本論文旨在開發一以數位訊號處理器為主具不同單相切換式整流器前級及無位置感測控制方法之永磁同步馬達驅動系統。首先建構一妥善控制之標準永磁同步馬達驅動系統，以做為研究測試平台，所建驅動系統由一些量測結果驗證其良好之操控特性。
接著發展三種單相切換式整流器，含非隔離標準升壓型切換式整流器、非隔離無橋式升壓切換式整流器、及基於電流注入推挽式轉換器之隔離型升壓切換式整流器。所設計之切換式整流器先於電阻負載下確認其有效性，再將其應用為所建構永磁同步馬達驅動系統之前級，前後兩級之所有全數位化控制均以一共同數位訊號處理器實現之。永磁同步馬達配備不同切換式整流器前級之性能比較評估將以一些實測結果為之。
最後，在探究既有常用永磁同步馬達無位置感測之控制技術後，開發一基於高頻訊號注入及一應用延伸反電動勢估測之無位置感測控制機構，並比較其啟動及運轉操控特性。基本上，高頻訊號注入無位置感測方式因具有接近零速附近之轉子絕對位置，故可在轉子靜止起從事向量控制及直接啟動。至於估測之延伸反電動勢法，在低速時所估得之反電動勢值不夠大，故先以同步馬達模式啟動之。此外，為了降低所建構無位置感測永磁同步馬達驅動系統之機械振動，應用隨機脈寬調變技術使馬達之相電流頻譜散亂均勻地分佈。

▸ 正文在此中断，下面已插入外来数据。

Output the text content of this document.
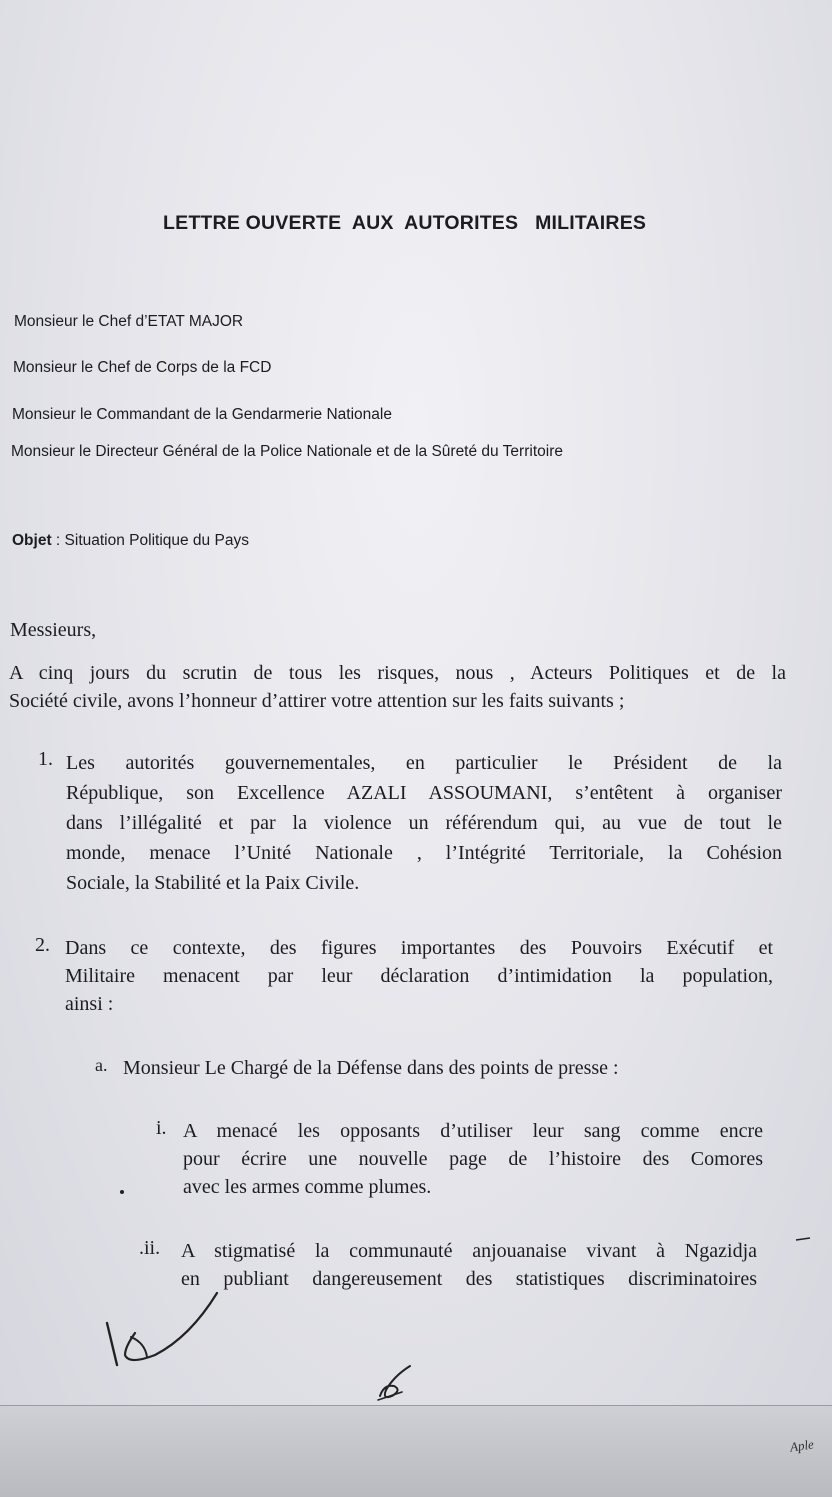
LETTRE OUVERTE  AUX  AUTORITES   MILITAIRES
Monsieur le Chef d’ETAT MAJOR
Monsieur le Chef de Corps de la FCD
Monsieur le Commandant de la Gendarmerie Nationale
Monsieur le Directeur Général de la Police Nationale et de la Sûreté du Territoire
Objet : Situation Politique du Pays
Messieurs,
A cinq jours du scrutin de tous les risques, nous , Acteurs Politiques et de la
Société civile, avons l’honneur d’attirer votre attention sur les faits suivants ;
1. Les autorités gouvernementales, en particulier le Président de la
République, son Excellence AZALI ASSOUMANI, s’entêtent à organiser
dans l’illégalité et par la violence un référendum qui, au vue de tout le
monde, menace l’Unité Nationale , l’Intégrité Territoriale, la Cohésion
Sociale, la Stabilité et la Paix Civile.
2. Dans ce contexte, des figures importantes des Pouvoirs Exécutif et
Militaire menacent par leur déclaration d’intimidation la population,
ainsi :
a. Monsieur Le Chargé de la Défense dans des points de presse :
i. A menacé les opposants d’utiliser leur sang comme encre
pour écrire une nouvelle page de l’histoire des Comores
avec les armes comme plumes.
.ii. A stigmatisé la communauté anjouanaise vivant à Ngazidja
en publiant dangereusement des statistiques discriminatoires
Aple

This thesis presents the development of a digital signal processor (DSP) based permanent-magnet synchronous motor (PMSM) drive powered by different kinds of front-end AC/DC converters and position sensorless control methods. For being a test platform, a standard PMSM drive with properly designed control schemes is first established, and its satisfactory operating performance is verified by some measured results.
Next, three types of single-phase switch-mode rectifiers (SMRs) are developed, these include a non-isolated standard boost SMR, a non-isolated bridgeless boost SMR and an isolated boost SMR based on current-fed push-pull converter cell. After confirming the effectiveness of the designed SMRs under resistive load, they are employed to serve as the front-end of PMSM drive. All the control schemes in the SMR-fed PMSM drives are fully digitally realized in a common DSP. Some experimental results are provided to perform the comparative evaluation between the PMSM drives equipped with different types of SMRs.

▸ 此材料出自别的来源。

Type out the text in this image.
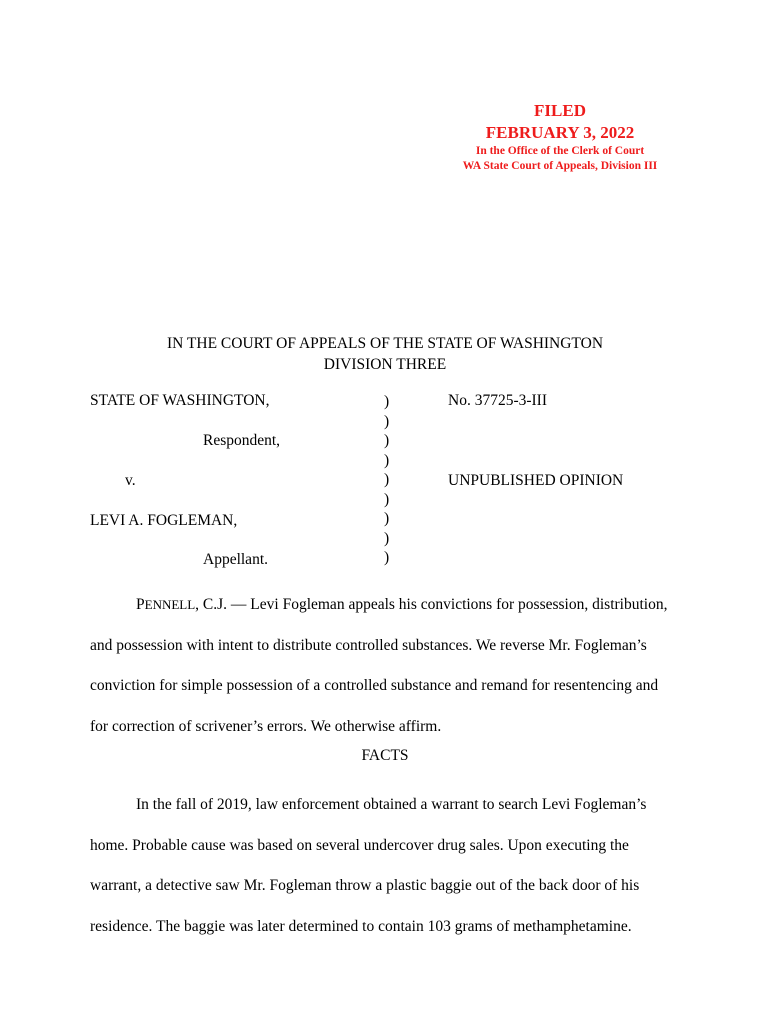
FILED
FEBRUARY 3, 2022
In the Office of the Clerk of Court
WA State Court of Appeals, Division III
IN THE COURT OF APPEALS OF THE STATE OF WASHINGTON
DIVISION THREE
STATE OF WASHINGTON,
Respondent,
v.
LEVI A. FOGLEMAN,
Appellant.
)
)
)
)
)
)
)
)
)
No. 37725-3-III
UNPUBLISHED OPINION
PENNELL, C.J. — Levi Fogleman appeals his convictions for possession, distribution, and possession with intent to distribute controlled substances. We reverse Mr. Fogleman’s conviction for simple possession of a controlled substance and remand for resentencing and for correction of scrivener’s errors. We otherwise affirm.
FACTS
In the fall of 2019, law enforcement obtained a warrant to search Levi Fogleman’s home. Probable cause was based on several undercover drug sales. Upon executing the warrant, a detective saw Mr. Fogleman throw a plastic baggie out of the back door of his residence. The baggie was later determined to contain 103 grams of methamphetamine.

Finally, having reviewed some commonly used existing position sensorless control methods of PMSM drive, two sensorless control schemes based on high-frequency signal injection and observed extended-EMF are developed. And the comparative performance evaluation is made in their starting and running characteristics. Basically, the high-frequency signal injection based sensorless method can be directly started under vector control at standstill owing to the available observed absolute rotor position around zero speed. As to the observed extended-EMF based approach, since the observed back-EMF is insufficiently large at low speed, the starting via synchronous motor mode is unavoidable. In addition, for reducing the vibration of the established position sensorless PMSM drive, the random pulse width modulation (RPWM) is applied to randomize the phase winding current spectrum distribution.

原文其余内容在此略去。